Comments Off on Pole Instructors, Check Your Egos at the Door

I recently completed my AFAA (Aerobics and Fitness Association of America) Group Fitness Certification. I have been a fitness instructor for over two years now so I decided it was a good certification to officially have. I learned how to calculate a student’s maximum heart rate and determine one’s health-related risks when engaging in a workout. There were detailed charts of human skeletal and muscular structure in the textbook. I found no information more valuable, however, than one chapter buried towards the back of the book. It broke down the construction of a typical class, why certain movements should be avoided as well as why others should be encouraged. Most fascinating for me was the discussion of the psychology behind what elements make a class memorable and one that students will want to revisit time and time again.

Being in the industry of pole fitness, I think it’s safe to say the importance of cultivating a welcoming and safe environment is even more vital than your average group fitness class. True, people come to us when they are out of shape. But they also come to us when they are emotionally bruised or feeling psychologically defeated. Pole dancing is as much about exercise as it is about expression of one’s deepest inner struggles and joys. If executed correctly, an atmosphere of camaraderie can be formed between both instructors and students. Leaders and educators have a responsibility for gaining insight into what techniques may improve their teaching skills. To be an effective coach, they themselves can never stop being the students. 
One element the AFAA textbook promotes is what it means to demonstrate a class effectively. The emphasis should not be placed on what advanced variation of a move an instructor may possess, but rather on what the abilities of the students are and how to help those students reach their goals. I see all too often in pole classes instructors who are eager to share their knowledge of a new move they found on YouTube or demonstrate a trick to provoke applause and recognition. The focus is not on the students and what they can learn. That is not something any valuable class should ever leave out.   
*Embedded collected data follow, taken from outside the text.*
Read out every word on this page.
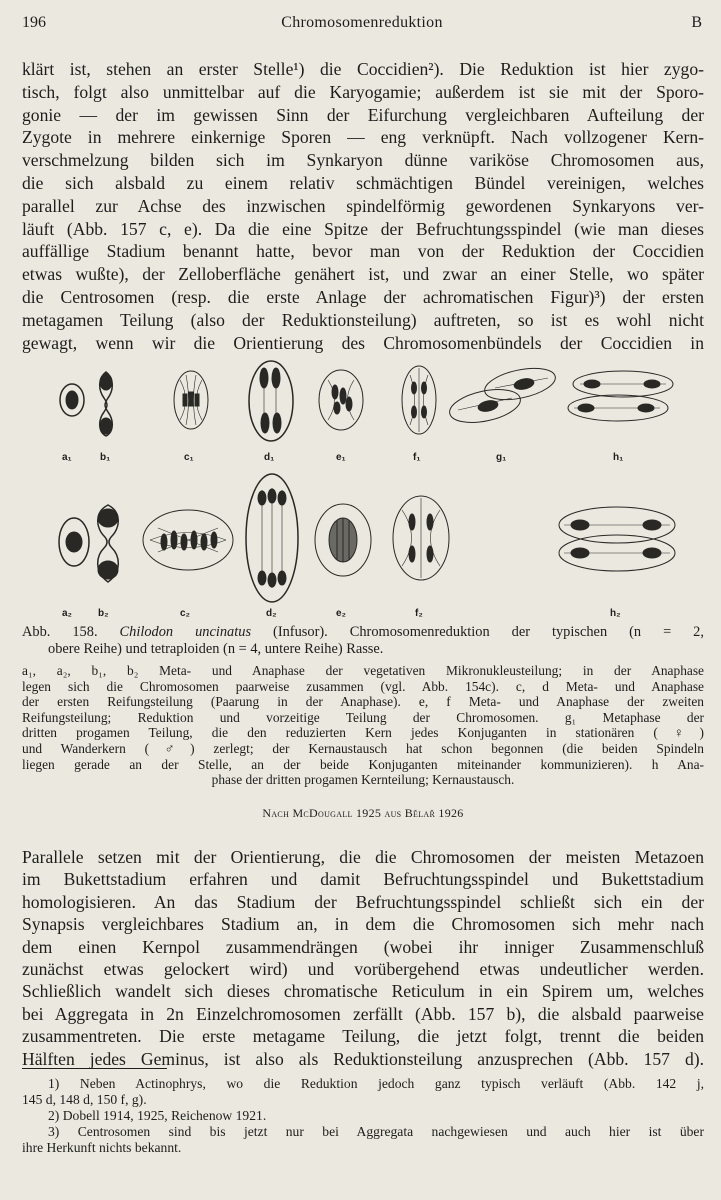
196	Chromosomenreduktion	B
klärt ist, stehen an erster Stelle¹) die Coccidien²). Die Reduktion ist hier zygo-
tisch, folgt also unmittelbar auf die Karyogamie; außerdem ist sie mit der Sporo-
gonie — der im gewissen Sinn der Eifurchung vergleichbaren Aufteilung der
Zygote in mehrere einkernige Sporen — eng verknüpft. Nach vollzogener Kern-
verschmelzung bilden sich im Synkaryon dünne variköse Chromosomen aus,
die sich alsbald zu einem relativ schmächtigen Bündel vereinigen, welches
parallel zur Achse des inzwischen spindelförmig gewordenen Synkaryons ver-
läuft (Abb. 157 c, e). Da die eine Spitze der Befruchtungsspindel (wie man dieses
auffällige Stadium benannt hatte, bevor man von der Reduktion der Coccidien
etwas wußte), der Zelloberfläche genähert ist, und zwar an einer Stelle, wo später
die Centrosomen (resp. die erste Anlage der achromatischen Figur)³) der ersten
metagamen Teilung (also der Reduktionsteilung) auftreten, so ist es wohl nicht
gewagt, wenn wir die Orientierung des Chromosomenbündels der Coccidien in
a₁	b₁	c₁	d₁	e₁	f₁	g₁	h₁
a₂	b₂	c₂	d₂	e₂	f₂	h₂
Abb. 158. Chilodon uncinatus (Infusor). Chromosomenreduktion der typischen (n = 2,
obere Reihe) und tetraploiden (n = 4, untere Reihe) Rasse.
a₁, a₂, b₁, b₂ Meta- und Anaphase der vegetativen Mikronukleusteilung; in der Anaphase
legen sich die Chromosomen paarweise zusammen (vgl. Abb. 154c). c, d Meta- und Anaphase
der ersten Reifungsteilung (Paarung in der Anaphase). e, f Meta- und Anaphase der zweiten
Reifungsteilung; Reduktion und vorzeitige Teilung der Chromosomen. g₁ Metaphase der
dritten progamen Teilung, die den reduzierten Kern jedes Konjuganten in stationären (♀)
und Wanderkern (♂) zerlegt; der Kernaustausch hat schon begonnen (die beiden Spindeln
liegen gerade an der Stelle, an der beide Konjuganten miteinander kommunizieren). h Ana-
phase der dritten progamen Kernteilung; Kernaustausch.
Nach McDougall 1925 aus Bělař 1926
Parallele setzen mit der Orientierung, die die Chromosomen der meisten Metazoen
im Bukettstadium erfahren und damit Befruchtungsspindel und Bukettstadium
homologisieren. An das Stadium der Befruchtungsspindel schließt sich ein der
Synapsis vergleichbares Stadium an, in dem die Chromosomen sich mehr nach
dem einen Kernpol zusammendrängen (wobei ihr inniger Zusammenschluß
zunächst etwas gelockert wird) und vorübergehend etwas undeutlicher werden.
Schließlich wandelt sich dieses chromatische Reticulum in ein Spirem um, welches
bei Aggregata in 2n Einzelchromosomen zerfällt (Abb. 157 b), die alsbald paarweise
zusammentreten. Die erste metagame Teilung, die jetzt folgt, trennt die beiden
Hälften jedes Geminus, ist also als Reduktionsteilung anzusprechen (Abb. 157 d).
1) Neben Actinophrys, wo die Reduktion jedoch ganz typisch verläuft (Abb. 142 j,
145 d, 148 d, 150 f, g).
2) Dobell 1914, 1925, Reichenow 1921.
3) Centrosomen sind bis jetzt nur bei Aggregata nachgewiesen und auch hier ist über
ihre Herkunft nichts bekannt.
We hear so much now that pole fitness is a blossoming industry. I think with that comes the desire in many to prove themselves. Maybe it’s to others, or the industry as a whole or maybe to themselves. I remember how I felt as a novice instructor entering a classroom where no one knew who I was. Quite quickly I felt the urge to prove my worth to the room. I wanted to show off my biggest strength moves and most impressive spins. I carefully calculated in my head how I could better come across as worthy in their eyes. What didn’t dawn on me at the time that now seems so clear was that the best way to gain their attention would have been to focus my attention on them and their needs. I needed to stop being selfish and preoccupied with what they may think of me. 
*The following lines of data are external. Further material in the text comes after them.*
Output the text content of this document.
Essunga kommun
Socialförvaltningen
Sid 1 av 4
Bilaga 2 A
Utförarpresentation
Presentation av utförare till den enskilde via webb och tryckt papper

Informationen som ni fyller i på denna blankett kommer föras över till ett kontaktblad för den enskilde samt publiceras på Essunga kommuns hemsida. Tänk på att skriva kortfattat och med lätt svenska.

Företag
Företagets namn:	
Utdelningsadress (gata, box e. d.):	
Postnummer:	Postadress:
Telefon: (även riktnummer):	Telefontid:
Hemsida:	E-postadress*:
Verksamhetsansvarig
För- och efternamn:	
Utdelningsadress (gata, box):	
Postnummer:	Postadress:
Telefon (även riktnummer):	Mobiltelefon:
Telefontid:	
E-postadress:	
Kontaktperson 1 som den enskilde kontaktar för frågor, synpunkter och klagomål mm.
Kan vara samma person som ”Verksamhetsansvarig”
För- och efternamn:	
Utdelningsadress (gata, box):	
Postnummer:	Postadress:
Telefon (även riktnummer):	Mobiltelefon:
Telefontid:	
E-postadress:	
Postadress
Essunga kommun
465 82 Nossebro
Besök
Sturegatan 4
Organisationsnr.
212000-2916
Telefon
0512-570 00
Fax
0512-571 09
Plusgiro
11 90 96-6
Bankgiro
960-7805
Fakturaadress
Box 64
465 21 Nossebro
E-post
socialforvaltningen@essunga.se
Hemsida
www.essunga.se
This does not mean that instructors should hold back in sufficiently demonstrating moves. It does mean that variations should be given for all abilities. The bottom line is that your students look up to you as a mentor. If you perform a certain stretch or strength move in warm-up, they will always want to mirror the variation you are performing. You shouldn’t use improper form, but this isn’t the time to show off your overspilt. This should be a time when you look around the room and evaluate everyone’s strengths and weaknesses.
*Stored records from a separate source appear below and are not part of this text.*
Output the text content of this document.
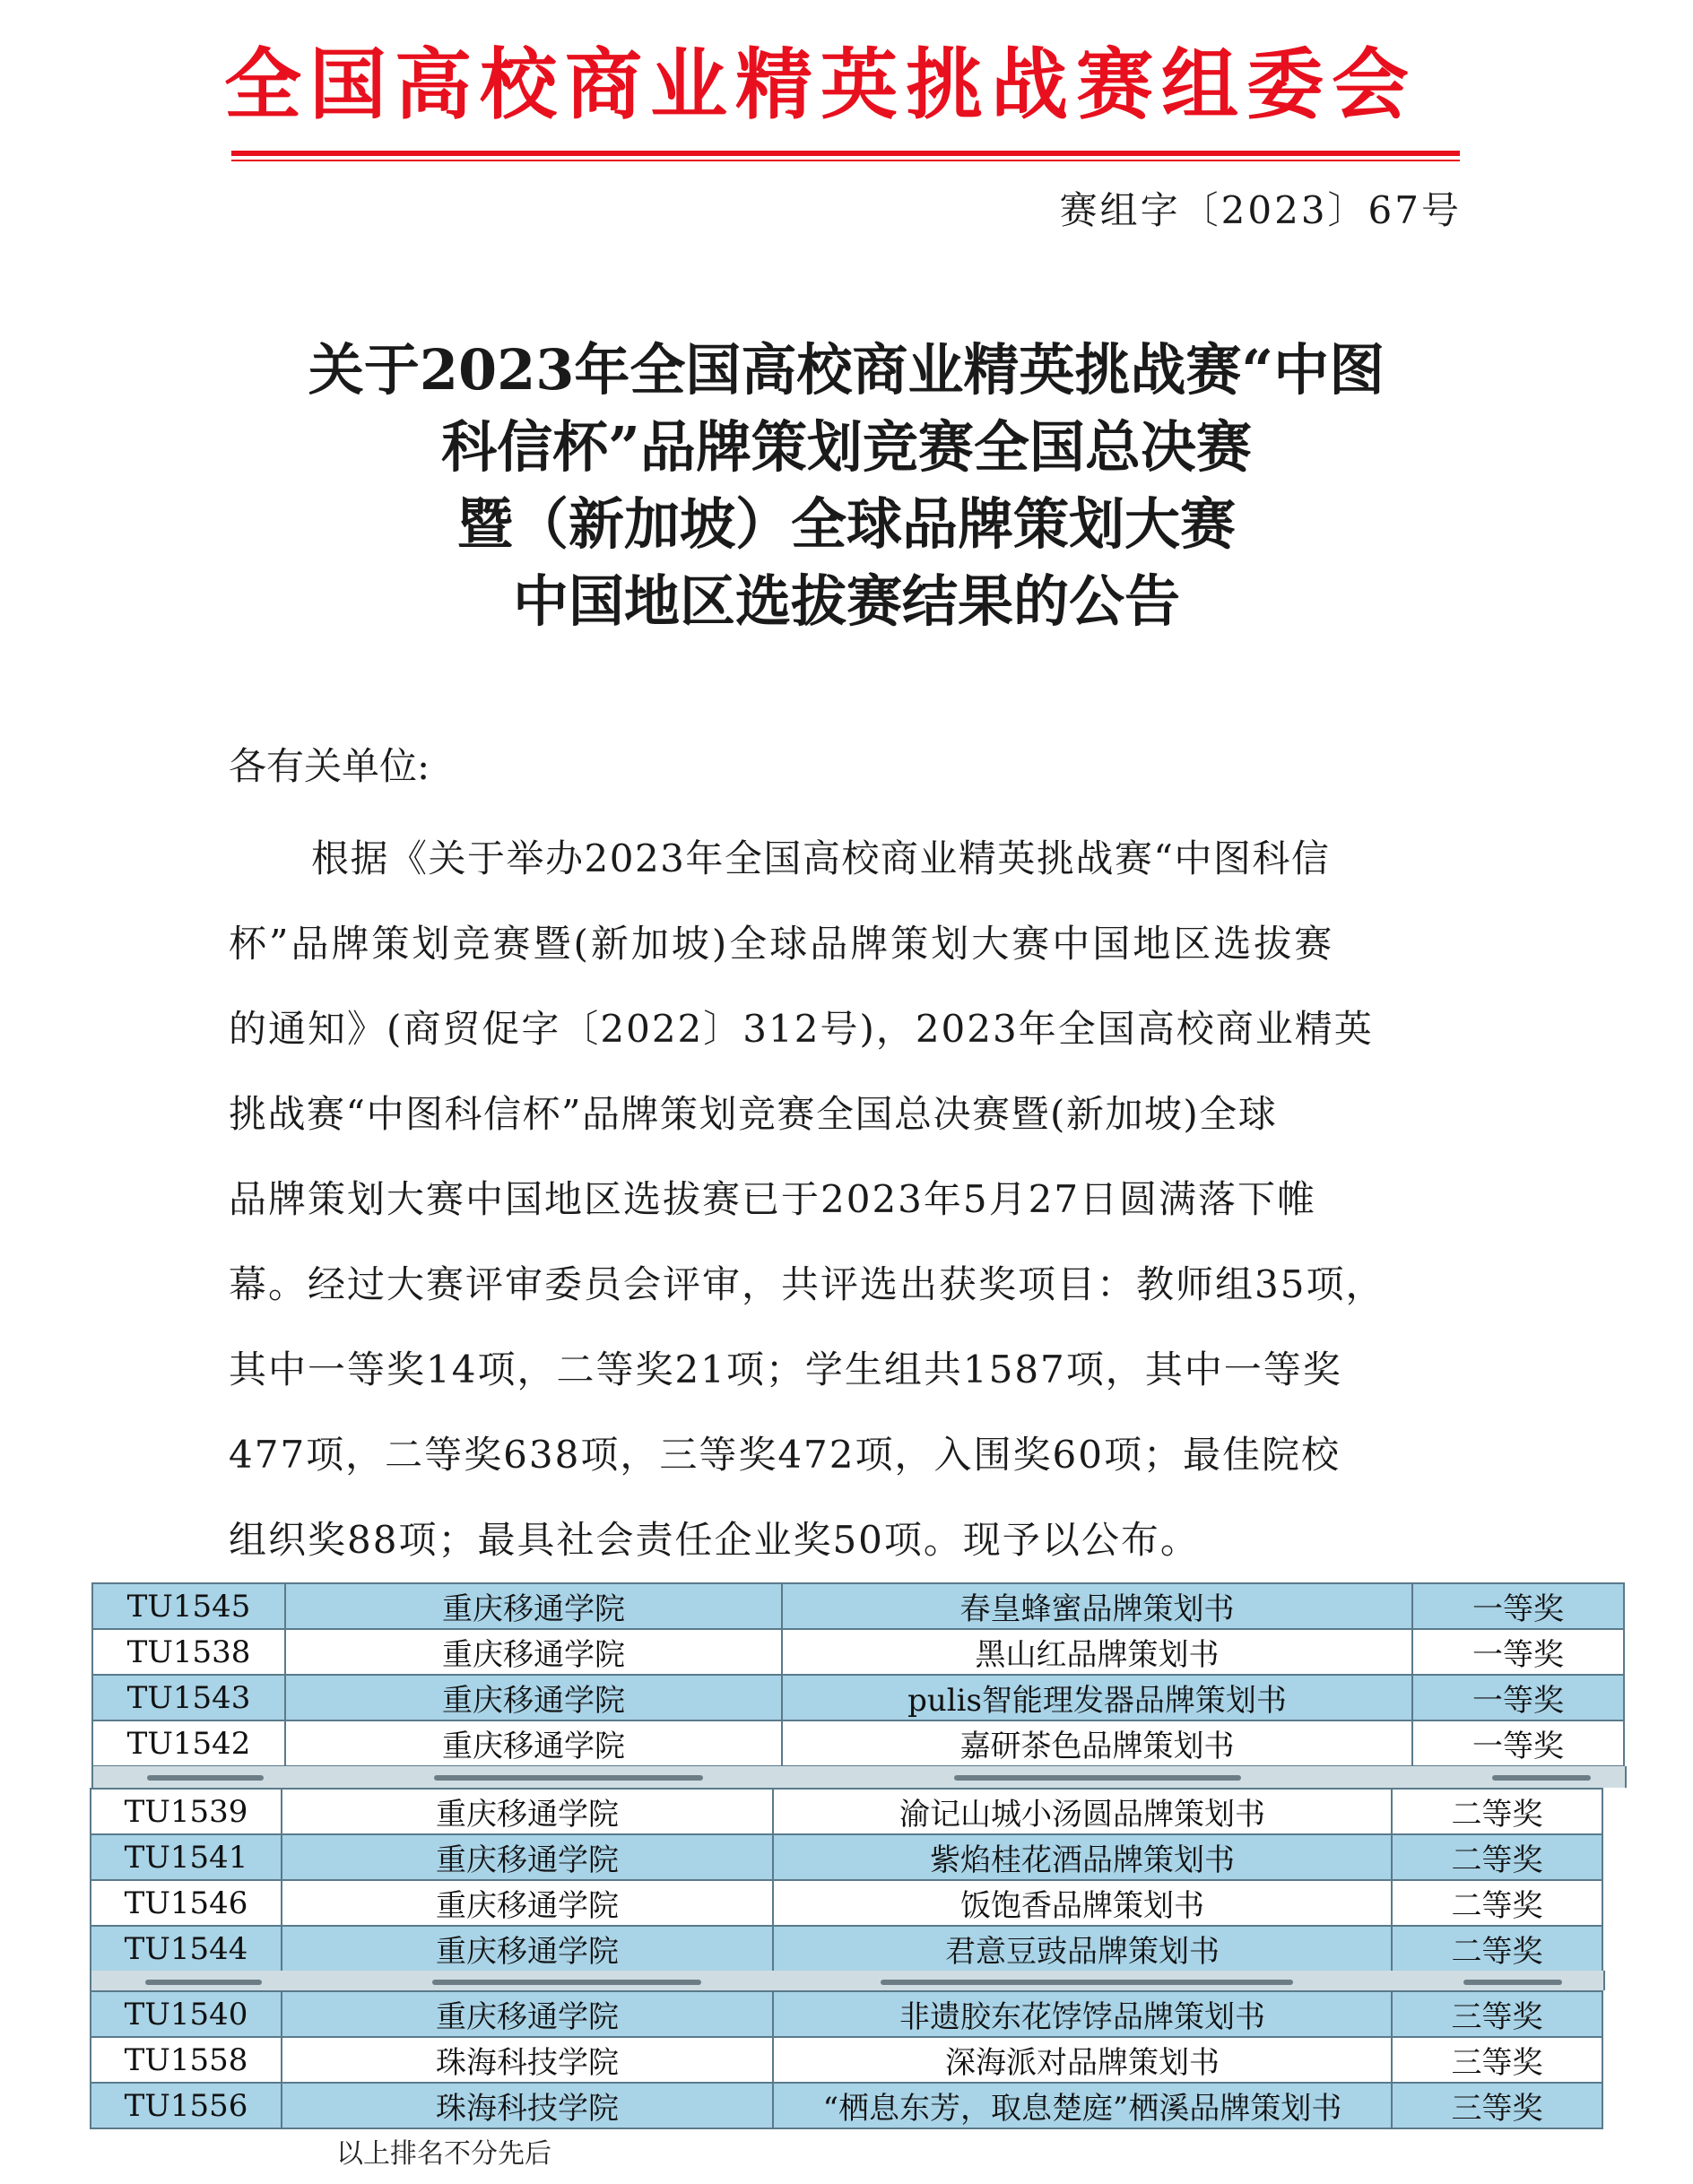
全国高校商业精英挑战赛组委会
赛组字〔2023〕67号
关于2023年全国高校商业精英挑战赛“中图
科信杯”品牌策划竞赛全国总决赛
暨（新加坡）全球品牌策划大赛
中国地区选拔赛结果的公告
各有关单位:
根据《关于举办2023年全国高校商业精英挑战赛“中图科信
杯”品牌策划竞赛暨(新加坡)全球品牌策划大赛中国地区选拔赛
的通知》(商贸促字〔2022〕312号)，2023年全国高校商业精英
挑战赛“中图科信杯”品牌策划竞赛全国总决赛暨(新加坡)全球
品牌策划大赛中国地区选拔赛已于2023年5月27日圆满落下帷
幕。经过大赛评审委员会评审，共评选出获奖项目：教师组35项，
其中一等奖14项，二等奖21项；学生组共1587项，其中一等奖
477项，二等奖638项，三等奖472项，入围奖60项；最佳院校
组织奖88项；最具社会责任企业奖50项。现予以公布。
TU1545	重庆移通学院	春皇蜂蜜品牌策划书	一等奖
TU1538	重庆移通学院	黑山红品牌策划书	一等奖
TU1543	重庆移通学院	pulis智能理发器品牌策划书	一等奖
TU1542	重庆移通学院	嘉研茶色品牌策划书	一等奖
TU1539	重庆移通学院	渝记山城小汤圆品牌策划书	二等奖
TU1541	重庆移通学院	紫焰桂花酒品牌策划书	二等奖
TU1546	重庆移通学院	饭饱香品牌策划书	二等奖
TU1544	重庆移通学院	君意豆豉品牌策划书	二等奖
TU1540	重庆移通学院	非遗胶东花饽饽品牌策划书	三等奖
TU1558	珠海科技学院	深海派对品牌策划书	三等奖
TU1556	珠海科技学院	“栖息东芳，取息楚庭”栖溪品牌策划书	三等奖
以上排名不分先后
I have taken class with incredibly talented and seasoned instructors well above my pay grade. You know what I respect most in them? When they are honest and humble. I recall a recent pole class where a decorated competitor was teaching and a student requested a specific move. The instructor was not familiar with this particular trick and had never tried it herself. She admitted that she probably wasn’t best suited to demonstrate the move due to her lack of back flexibility. (Not every move is meant to be performed by everybody!) She got that student up on the pole though and talked her through it. She spotted her and gave her constructive feedback after a few semi-sucessful attempts. You know what? That student got the move by the end of class, one the instructor could not even execute herself. That is what being a great teacher is truly about, helping your students succeed.